Facial temperature may predict heart disease with greater accuracy than current methods

In a recent study published in BMJ Health & Care Informatics, researchers assessed the feasibility of using facial infrared thermography (IRT) to predict coronary artery disease (CHD).

IHD is one of the leading causes of death and has a significant global burden. An accurate diagnosis of CAD is important for care and treatment. Currently, pretest probability (PTP) assessment tools are used to determine the likelihood of CAD in patients. However, these tools have problems with subjectivity, limited versatility and moderate accuracy.

Although additional cardiovascular testing (coronary calcium count and electrocardiography) or sophisticated clinical models integrating additional laboratory markers and risk factors can improve probability estimates, there are concerns related to time efficiency, procedural complexity, and limited availability. p>

IRT, a non-contact surface temperature detection technology, is showing promise for disease assessment. It can detect inflammation and abnormal circulation through skin temperature patterns. Research shows associations between IRT information and atherosclerotic cardiovascular disease and related conditions.

In this study, researchers assessed the feasibility of using facial IRT temperature data to predict CAD. Adults undergoing coronary CT angiography (CCTA) or invasive coronary angiography (ICA) were included in the study. Trained personnel obtained the raw data and conducted the IRT survey before the CCTA or ICA.

Electronic medical records were used to obtain additional information, including blood chemistry, clinical history, risk factors, and CHD screening results. One IRT image per participant was selected for analysis and processed (unified resizing, grayscale conversion, and background cropping).

The team developed an IRT image model using an advanced deep learning algorithm. Two models were developed for comparison: one was a PTP (clinical baseline) model that included patients' age, gender, and symptom characteristics, and the other was a hybrid, combining both IRT information and clinical information from the IRT and PTP models, respectively.

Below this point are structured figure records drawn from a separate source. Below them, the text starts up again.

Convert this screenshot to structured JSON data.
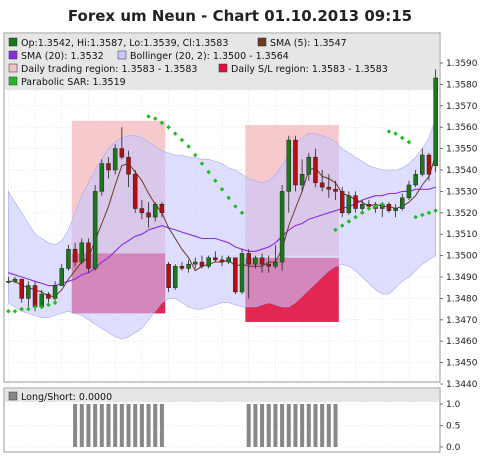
{
  "chart_data": {
    "type": "candlestick",
    "title": "Forex um Neun - Chart 01.10.2013 09:15",
    "panels": [
      {
        "name": "price",
        "ylim": [
          1.344,
          1.359
        ],
        "yticks": [
          "1.3590",
          "1.3580",
          "1.3570",
          "1.3560",
          "1.3550",
          "1.3540",
          "1.3530",
          "1.3520",
          "1.3510",
          "1.3500",
          "1.3490",
          "1.3480",
          "1.3470",
          "1.3460",
          "1.3450",
          "1.3440"
        ],
        "grid": true,
        "legend": {
          "placement": "top",
          "entries": [
            {
              "label": "Op:1.3542, Hi:1.3587, Lo:1.3539, Cl:1.3583",
              "color": "#1a7a1a"
            },
            {
              "label": "SMA (5): 1.3547",
              "color": "#6b3a1f"
            },
            {
              "label": "SMA (20): 1.3532",
              "color": "#8b2be2"
            },
            {
              "label": "Bollinger (20, 2): 1.3500 - 1.3564",
              "color": "#c8c8ff"
            },
            {
              "label": "Daily trading region: 1.3583 - 1.3583",
              "color": "#f4c0c4"
            },
            {
              "label": "Daily S/L region: 1.3583 - 1.3583",
              "color": "#e01040"
            },
            {
              "label": "Parabolic SAR: 1.3519",
              "color": "#22bb22"
            }
          ]
        },
        "candles": [
          {
            "o": 1.3488,
            "h": 1.349,
            "l": 1.3487,
            "c": 1.3488
          },
          {
            "o": 1.3488,
            "h": 1.349,
            "l": 1.3487,
            "c": 1.3489
          },
          {
            "o": 1.3489,
            "h": 1.3489,
            "l": 1.3478,
            "c": 1.348
          },
          {
            "o": 1.348,
            "h": 1.3488,
            "l": 1.3476,
            "c": 1.3486
          },
          {
            "o": 1.3486,
            "h": 1.3488,
            "l": 1.3474,
            "c": 1.3476
          },
          {
            "o": 1.3476,
            "h": 1.3484,
            "l": 1.3475,
            "c": 1.3482
          },
          {
            "o": 1.3482,
            "h": 1.3483,
            "l": 1.3478,
            "c": 1.348
          },
          {
            "o": 1.348,
            "h": 1.3488,
            "l": 1.3479,
            "c": 1.3486
          },
          {
            "o": 1.3486,
            "h": 1.3496,
            "l": 1.3486,
            "c": 1.3494
          },
          {
            "o": 1.3494,
            "h": 1.3505,
            "l": 1.3493,
            "c": 1.3503
          },
          {
            "o": 1.3503,
            "h": 1.3506,
            "l": 1.3495,
            "c": 1.3497
          },
          {
            "o": 1.3497,
            "h": 1.3508,
            "l": 1.3496,
            "c": 1.3506
          },
          {
            "o": 1.3506,
            "h": 1.3508,
            "l": 1.3492,
            "c": 1.3494
          },
          {
            "o": 1.3494,
            "h": 1.3533,
            "l": 1.3493,
            "c": 1.353
          },
          {
            "o": 1.353,
            "h": 1.3545,
            "l": 1.3528,
            "c": 1.3543
          },
          {
            "o": 1.3543,
            "h": 1.3546,
            "l": 1.3536,
            "c": 1.354
          },
          {
            "o": 1.354,
            "h": 1.3552,
            "l": 1.3538,
            "c": 1.355
          },
          {
            "o": 1.355,
            "h": 1.356,
            "l": 1.3545,
            "c": 1.3546
          },
          {
            "o": 1.3546,
            "h": 1.3549,
            "l": 1.3532,
            "c": 1.3538
          },
          {
            "o": 1.3538,
            "h": 1.354,
            "l": 1.352,
            "c": 1.3522
          },
          {
            "o": 1.3522,
            "h": 1.3526,
            "l": 1.3517,
            "c": 1.352
          },
          {
            "o": 1.352,
            "h": 1.3525,
            "l": 1.3513,
            "c": 1.3518
          },
          {
            "o": 1.3518,
            "h": 1.3525,
            "l": 1.3516,
            "c": 1.3524
          },
          {
            "o": 1.3524,
            "h": 1.3525,
            "l": 1.3518,
            "c": 1.352
          },
          {
            "o": 1.3496,
            "h": 1.3497,
            "l": 1.3483,
            "c": 1.3485
          },
          {
            "o": 1.3485,
            "h": 1.3496,
            "l": 1.3484,
            "c": 1.3495
          },
          {
            "o": 1.3495,
            "h": 1.3497,
            "l": 1.3493,
            "c": 1.3494
          },
          {
            "o": 1.3494,
            "h": 1.3498,
            "l": 1.3492,
            "c": 1.3496
          },
          {
            "o": 1.3496,
            "h": 1.3499,
            "l": 1.3494,
            "c": 1.3497
          },
          {
            "o": 1.3497,
            "h": 1.35,
            "l": 1.3494,
            "c": 1.3495
          },
          {
            "o": 1.3495,
            "h": 1.35,
            "l": 1.3494,
            "c": 1.3499
          },
          {
            "o": 1.3499,
            "h": 1.3502,
            "l": 1.3497,
            "c": 1.3498
          },
          {
            "o": 1.3498,
            "h": 1.35,
            "l": 1.3495,
            "c": 1.3497
          },
          {
            "o": 1.3497,
            "h": 1.35,
            "l": 1.3496,
            "c": 1.3499
          },
          {
            "o": 1.3499,
            "h": 1.3499,
            "l": 1.3482,
            "c": 1.3483
          },
          {
            "o": 1.3483,
            "h": 1.3503,
            "l": 1.3482,
            "c": 1.3501
          },
          {
            "o": 1.3501,
            "h": 1.3503,
            "l": 1.348,
            "c": 1.3496
          },
          {
            "o": 1.3496,
            "h": 1.35,
            "l": 1.3494,
            "c": 1.3499
          },
          {
            "o": 1.3499,
            "h": 1.3501,
            "l": 1.3492,
            "c": 1.3496
          },
          {
            "o": 1.3496,
            "h": 1.35,
            "l": 1.3492,
            "c": 1.3495
          },
          {
            "o": 1.3495,
            "h": 1.3505,
            "l": 1.3494,
            "c": 1.3497
          },
          {
            "o": 1.3497,
            "h": 1.3533,
            "l": 1.3493,
            "c": 1.353
          },
          {
            "o": 1.353,
            "h": 1.3556,
            "l": 1.352,
            "c": 1.3554
          },
          {
            "o": 1.3554,
            "h": 1.3556,
            "l": 1.353,
            "c": 1.3533
          },
          {
            "o": 1.3533,
            "h": 1.3545,
            "l": 1.353,
            "c": 1.3538
          },
          {
            "o": 1.3538,
            "h": 1.3548,
            "l": 1.3535,
            "c": 1.3546
          },
          {
            "o": 1.3546,
            "h": 1.355,
            "l": 1.3532,
            "c": 1.3534
          },
          {
            "o": 1.3534,
            "h": 1.354,
            "l": 1.353,
            "c": 1.3532
          },
          {
            "o": 1.3532,
            "h": 1.3538,
            "l": 1.3527,
            "c": 1.3531
          },
          {
            "o": 1.3531,
            "h": 1.3535,
            "l": 1.3526,
            "c": 1.353
          },
          {
            "o": 1.353,
            "h": 1.3532,
            "l": 1.3518,
            "c": 1.352
          },
          {
            "o": 1.352,
            "h": 1.353,
            "l": 1.3519,
            "c": 1.3528
          },
          {
            "o": 1.3528,
            "h": 1.353,
            "l": 1.352,
            "c": 1.3522
          },
          {
            "o": 1.3522,
            "h": 1.3526,
            "l": 1.352,
            "c": 1.3524
          },
          {
            "o": 1.3524,
            "h": 1.3526,
            "l": 1.3521,
            "c": 1.3523
          },
          {
            "o": 1.3523,
            "h": 1.3525,
            "l": 1.352,
            "c": 1.3522
          },
          {
            "o": 1.3522,
            "h": 1.3525,
            "l": 1.3518,
            "c": 1.3524
          },
          {
            "o": 1.3524,
            "h": 1.3525,
            "l": 1.352,
            "c": 1.3521
          },
          {
            "o": 1.3521,
            "h": 1.3524,
            "l": 1.3518,
            "c": 1.3522
          },
          {
            "o": 1.3522,
            "h": 1.3529,
            "l": 1.3521,
            "c": 1.3527
          },
          {
            "o": 1.3527,
            "h": 1.3535,
            "l": 1.3526,
            "c": 1.3533
          },
          {
            "o": 1.3533,
            "h": 1.354,
            "l": 1.3532,
            "c": 1.3538
          },
          {
            "o": 1.3538,
            "h": 1.355,
            "l": 1.3537,
            "c": 1.3547
          },
          {
            "o": 1.3547,
            "h": 1.3548,
            "l": 1.3535,
            "c": 1.3538
          },
          {
            "o": 1.3542,
            "h": 1.3587,
            "l": 1.3539,
            "c": 1.3583
          }
        ],
        "sma5": [
          1.3488,
          1.3488,
          1.3486,
          1.3485,
          1.3484,
          1.3483,
          1.3481,
          1.3481,
          1.3484,
          1.3489,
          1.3493,
          1.3497,
          1.3499,
          1.3507,
          1.3515,
          1.3523,
          1.3533,
          1.3542,
          1.3543,
          1.3539,
          1.3535,
          1.3529,
          1.3524,
          1.352,
          1.3513,
          1.3508,
          1.3503,
          1.3499,
          1.3493,
          1.3495,
          1.3496,
          1.3497,
          1.3497,
          1.3498,
          1.3495,
          1.3496,
          1.3495,
          1.3495,
          1.3495,
          1.3497,
          1.3497,
          1.3503,
          1.3514,
          1.3522,
          1.353,
          1.354,
          1.3541,
          1.3537,
          1.3536,
          1.3534,
          1.3529,
          1.3528,
          1.3526,
          1.3525,
          1.3523,
          1.3524,
          1.3523,
          1.3523,
          1.3522,
          1.3523,
          1.3525,
          1.3528,
          1.3533,
          1.3537,
          1.3547
        ],
        "sma20": [
          1.3492,
          1.3491,
          1.349,
          1.3489,
          1.3488,
          1.3487,
          1.3486,
          1.3486,
          1.3487,
          1.3488,
          1.3489,
          1.3491,
          1.3492,
          1.3494,
          1.3497,
          1.3499,
          1.3502,
          1.3505,
          1.3507,
          1.3509,
          1.351,
          1.3512,
          1.3513,
          1.3514,
          1.3513,
          1.3512,
          1.3511,
          1.351,
          1.3509,
          1.3508,
          1.3508,
          1.3508,
          1.3507,
          1.3506,
          1.3504,
          1.3503,
          1.3502,
          1.3502,
          1.3503,
          1.3504,
          1.3506,
          1.3509,
          1.3512,
          1.3514,
          1.3515,
          1.3517,
          1.3518,
          1.3519,
          1.352,
          1.3521,
          1.3522,
          1.3523,
          1.3524,
          1.3526,
          1.3527,
          1.3528,
          1.3528,
          1.3529,
          1.3529,
          1.353,
          1.353,
          1.3531,
          1.3531,
          1.3531,
          1.3532
        ],
        "boll_upper": [
          1.353,
          1.3525,
          1.352,
          1.3515,
          1.351,
          1.3508,
          1.3506,
          1.3505,
          1.3507,
          1.3512,
          1.352,
          1.3528,
          1.3534,
          1.354,
          1.3545,
          1.355,
          1.3553,
          1.3555,
          1.3556,
          1.3556,
          1.3555,
          1.3553,
          1.3551,
          1.3549,
          1.3548,
          1.3547,
          1.3547,
          1.3546,
          1.3546,
          1.3545,
          1.3545,
          1.3544,
          1.3543,
          1.3541,
          1.354,
          1.3538,
          1.3536,
          1.3535,
          1.3534,
          1.3535,
          1.3538,
          1.3542,
          1.3547,
          1.3552,
          1.3555,
          1.3557,
          1.3557,
          1.3556,
          1.3555,
          1.3553,
          1.355,
          1.3548,
          1.3546,
          1.3544,
          1.3542,
          1.3541,
          1.354,
          1.354,
          1.354,
          1.3541,
          1.3543,
          1.3546,
          1.355,
          1.3555,
          1.3564
        ],
        "boll_lower": [
          1.3478,
          1.3476,
          1.3474,
          1.3473,
          1.3472,
          1.3471,
          1.3471,
          1.3472,
          1.3473,
          1.3474,
          1.3473,
          1.3472,
          1.347,
          1.3468,
          1.3466,
          1.3464,
          1.3462,
          1.3461,
          1.3462,
          1.3464,
          1.3466,
          1.347,
          1.3474,
          1.3478,
          1.348,
          1.348,
          1.3478,
          1.3476,
          1.3475,
          1.3475,
          1.3476,
          1.3477,
          1.3478,
          1.3478,
          1.3477,
          1.3476,
          1.3476,
          1.3476,
          1.3477,
          1.3478,
          1.3477,
          1.3476,
          1.3476,
          1.3478,
          1.3481,
          1.3484,
          1.3487,
          1.349,
          1.3493,
          1.3495,
          1.3496,
          1.3495,
          1.3493,
          1.349,
          1.3487,
          1.3484,
          1.3482,
          1.3482,
          1.3485,
          1.3488,
          1.349,
          1.3493,
          1.3496,
          1.3498,
          1.35
        ],
        "sar": [
          [
            0,
            1.3474
          ],
          [
            1,
            1.3474
          ],
          [
            2,
            1.3475
          ],
          [
            3,
            1.3475
          ],
          [
            4,
            1.3476
          ],
          [
            5,
            1.3476
          ],
          [
            6,
            1.3477
          ],
          [
            7,
            1.3478
          ],
          [
            21,
            1.3565
          ],
          [
            22,
            1.3564
          ],
          [
            23,
            1.3562
          ],
          [
            24,
            1.356
          ],
          [
            25,
            1.3557
          ],
          [
            26,
            1.3554
          ],
          [
            27,
            1.3551
          ],
          [
            28,
            1.3547
          ],
          [
            29,
            1.3543
          ],
          [
            30,
            1.3539
          ],
          [
            31,
            1.3535
          ],
          [
            32,
            1.3531
          ],
          [
            33,
            1.3527
          ],
          [
            34,
            1.3523
          ],
          [
            35,
            1.352
          ],
          [
            49,
            1.3512
          ],
          [
            50,
            1.3514
          ],
          [
            51,
            1.3516
          ],
          [
            52,
            1.3518
          ],
          [
            53,
            1.352
          ],
          [
            54,
            1.3522
          ],
          [
            55,
            1.3523
          ],
          [
            56,
            1.3524
          ],
          [
            57,
            1.3558
          ],
          [
            58,
            1.3557
          ],
          [
            59,
            1.3555
          ],
          [
            60,
            1.3553
          ],
          [
            61,
            1.3518
          ],
          [
            62,
            1.3519
          ],
          [
            63,
            1.352
          ],
          [
            64,
            1.3521
          ]
        ],
        "trading_regions": [
          {
            "start": 10,
            "end": 23,
            "low": 1.35,
            "high": 1.3563
          },
          {
            "start": 36,
            "end": 49,
            "low": 1.35,
            "high": 1.3561
          }
        ],
        "sl_regions": [
          {
            "start": 10,
            "end": 23,
            "low": 1.3473,
            "high": 1.3501
          },
          {
            "start": 36,
            "end": 49,
            "low": 1.3469,
            "high": 1.3499
          }
        ]
      },
      {
        "name": "long_short",
        "ylim": [
          0,
          1
        ],
        "yticks": [
          "1.0",
          "0.5",
          "0.0"
        ],
        "legend": {
          "entries": [
            {
              "label": "Long/Short: 0.0000",
              "color": "#888888"
            }
          ]
        },
        "values": [
          0,
          0,
          0,
          0,
          0,
          0,
          0,
          0,
          0,
          0,
          1,
          1,
          1,
          1,
          1,
          1,
          1,
          1,
          1,
          1,
          1,
          1,
          1,
          1,
          0,
          0,
          0,
          0,
          0,
          0,
          0,
          0,
          0,
          0,
          0,
          0,
          0,
          0,
          0,
          0,
          0,
          0,
          0,
          0,
          0,
          0,
          0,
          0,
          0,
          0,
          0,
          0,
          0,
          0,
          0,
          0,
          0,
          0,
          0,
          0,
          0,
          0,
          0,
          0,
          0
        ]
      }
    ],
    "colors": {
      "bull": "#1a7a1a",
      "bear": "#b01010",
      "sma5": "#6b3a1f",
      "sma20": "#8b2be2",
      "bollinger_fill": "#c8c8ff",
      "trading_region": "#f4c0c4",
      "sl_region": "#e01040",
      "sar": "#22bb22",
      "long_short_bar": "#888888"
    }
  }
}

Several interpretive analyzes were performed, including occlusion experiments, excretion map visualization, dose-response analyses, and CAD surrogate label prediction. In addition, various tabular IRT features were extracted from the IRT image, classified at the level of the whole face and region of interest (ROI).

Overall, the extracted features were classified into first-order texture, second-order texture, temperature, and fractal analysis features. The XGBoost algorithm integrated these extracted features and assessed their predictive value for CAD. The researchers evaluated performance using all characteristics and only temperature characteristics.

A total of 893 adults undergoing CCTA or ICA were assessed between September 2021 and February 2023. Of these, 460 participants with a mean age of 58.4 years were included; 27.4% were women, and 70% had CAD. Patients with CAD had a higher age and prevalence of risk factors compared with patients without CAD. The IRT image model significantly outperformed the PTP model.

However, the performance of the hybrid and IRT imaging models was not significantly different. Using only temperature features or all extracted features had superior predictive performance, which was consistent with the IRT imaging model. At the level of the entire face, the greatest influence was the overall temperature difference from left to right, while at the ROI level, the average temperature of the left jaw had the greatest influence.

Various levels of performance degradation were observed for the IRT image model when different ROIs were occluded. Occlusion of the upper and lower lip areas had the greatest impact. In addition, the IRT imaging model performed well in predicting surrogate markers associated with CAD, such as hyperlipidemia, smoking, body mass index, glycated hemoglobin, and inflammation.

The study demonstrated the feasibility of using facial IRT temperature data to predict CAD. The IRT imaging model outperformed the guideline-recommended PTP model, highlighting its potential in the assessment of CAD. Additionally, incorporating clinical information into the IRT image model did not provide additional improvements, suggesting that the extracted IRT information already contained important CAD-related information.

Furthermore, the predictive value of the IRT model was confirmed using interpretable tabular IRT features that were relatively consistent with the IRT image model. These characteristics also provided information on important aspects for predicting CAD, such as facial temperature symmetry and uneven distribution. Further studies with larger samples and diverse populations are needed for validation.